To enable Firebox Cloud to send feedback, in Fireware Web UI:

  1. Select System > Global Settings.
  2. Select the Send advanced device feedback to WatchGuard check box.
  3. Select the Send threat telemetry to WatchGuard check box (Fireware v12.11 and higher).
  4. Select the Send Fault Reports to WatchGuard daily check box.

To enable Firebox Cloud to send feedback, in Policy Manager:

  1. Connect to Firebox Cloud in WatchGuard System Manager.
  2. Open Policy Manager.
  3. Select Setup > Global Settings.
  4. Select the Send advanced device feedback to WatchGuard check box.
  5. Select the Send threat telemetry to WatchGuard check box (Fireware v12.11 and higher).
  6. Select the Send Fault Reports to WatchGuard daily check box.

Configure Firewall Policies and Services

The default WatchGuard and WatchGuard Web UI policies allow management connections from any computer on the trusted, optional, or external networks.

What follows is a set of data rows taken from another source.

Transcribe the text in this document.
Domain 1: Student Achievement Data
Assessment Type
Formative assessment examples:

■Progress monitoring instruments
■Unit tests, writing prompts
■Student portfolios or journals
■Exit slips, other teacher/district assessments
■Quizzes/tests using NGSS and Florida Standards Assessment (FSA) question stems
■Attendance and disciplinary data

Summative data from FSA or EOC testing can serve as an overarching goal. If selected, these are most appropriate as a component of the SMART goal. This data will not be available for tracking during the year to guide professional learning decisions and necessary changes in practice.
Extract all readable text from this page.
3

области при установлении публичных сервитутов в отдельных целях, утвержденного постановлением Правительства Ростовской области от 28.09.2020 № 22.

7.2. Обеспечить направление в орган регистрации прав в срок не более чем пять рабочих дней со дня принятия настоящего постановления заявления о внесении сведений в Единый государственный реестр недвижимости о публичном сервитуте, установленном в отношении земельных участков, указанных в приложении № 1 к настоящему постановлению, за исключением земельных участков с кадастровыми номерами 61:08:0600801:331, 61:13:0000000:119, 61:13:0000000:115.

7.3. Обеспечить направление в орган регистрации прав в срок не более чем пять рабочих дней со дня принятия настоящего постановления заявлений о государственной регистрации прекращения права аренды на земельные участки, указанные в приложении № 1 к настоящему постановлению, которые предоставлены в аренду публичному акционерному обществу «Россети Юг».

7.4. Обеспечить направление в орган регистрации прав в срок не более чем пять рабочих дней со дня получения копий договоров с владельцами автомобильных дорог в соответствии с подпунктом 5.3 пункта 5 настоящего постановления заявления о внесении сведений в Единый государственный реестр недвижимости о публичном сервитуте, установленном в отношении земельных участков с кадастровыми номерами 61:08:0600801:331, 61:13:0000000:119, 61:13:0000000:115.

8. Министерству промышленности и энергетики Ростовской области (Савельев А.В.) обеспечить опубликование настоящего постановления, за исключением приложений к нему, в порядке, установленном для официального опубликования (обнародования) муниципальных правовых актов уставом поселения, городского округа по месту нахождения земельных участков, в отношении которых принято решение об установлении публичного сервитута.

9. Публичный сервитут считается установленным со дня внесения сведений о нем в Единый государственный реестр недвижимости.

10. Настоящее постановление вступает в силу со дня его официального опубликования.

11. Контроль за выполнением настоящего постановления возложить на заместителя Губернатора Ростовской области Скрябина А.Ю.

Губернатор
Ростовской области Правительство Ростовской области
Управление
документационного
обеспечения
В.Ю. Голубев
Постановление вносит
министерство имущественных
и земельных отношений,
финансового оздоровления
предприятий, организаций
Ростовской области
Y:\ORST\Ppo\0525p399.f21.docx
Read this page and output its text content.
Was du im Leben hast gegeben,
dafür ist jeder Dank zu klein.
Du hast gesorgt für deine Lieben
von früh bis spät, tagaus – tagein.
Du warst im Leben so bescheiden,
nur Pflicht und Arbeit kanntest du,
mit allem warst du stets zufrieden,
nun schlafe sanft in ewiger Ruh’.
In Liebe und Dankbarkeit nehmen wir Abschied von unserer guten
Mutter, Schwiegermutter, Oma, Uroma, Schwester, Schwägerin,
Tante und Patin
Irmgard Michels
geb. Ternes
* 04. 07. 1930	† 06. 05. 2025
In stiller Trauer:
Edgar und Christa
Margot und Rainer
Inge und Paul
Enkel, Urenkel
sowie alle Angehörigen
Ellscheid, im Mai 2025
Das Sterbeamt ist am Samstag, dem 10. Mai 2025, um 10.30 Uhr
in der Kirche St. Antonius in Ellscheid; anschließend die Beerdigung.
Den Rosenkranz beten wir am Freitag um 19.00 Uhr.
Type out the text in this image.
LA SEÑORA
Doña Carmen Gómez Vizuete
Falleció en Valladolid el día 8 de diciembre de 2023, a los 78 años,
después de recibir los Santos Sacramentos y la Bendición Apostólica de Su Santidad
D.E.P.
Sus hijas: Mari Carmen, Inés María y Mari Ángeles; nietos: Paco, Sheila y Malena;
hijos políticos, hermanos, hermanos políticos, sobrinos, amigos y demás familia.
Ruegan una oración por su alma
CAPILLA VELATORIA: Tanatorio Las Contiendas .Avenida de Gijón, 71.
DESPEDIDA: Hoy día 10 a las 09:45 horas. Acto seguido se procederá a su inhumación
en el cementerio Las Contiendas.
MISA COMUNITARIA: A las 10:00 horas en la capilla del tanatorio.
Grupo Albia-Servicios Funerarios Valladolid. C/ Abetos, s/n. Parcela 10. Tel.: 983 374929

We strongly recommend that you do not allow management connections from the external network, and that you edit the WatchGuard and WatchGuard Web UI policies to remove the Any-External alias from the From list after you complete initial configuration.

To allow management from only a specific computer on the external network, you can add the address of that management computer to the From list in these policies.

Configure other policies and services as you would for any other Firebox.

Firebox Cloud does not support every Fireware feature. For a summary of the differences between Firebox Cloud and other Firebox models, go to Firebox Cloud Feature Differences.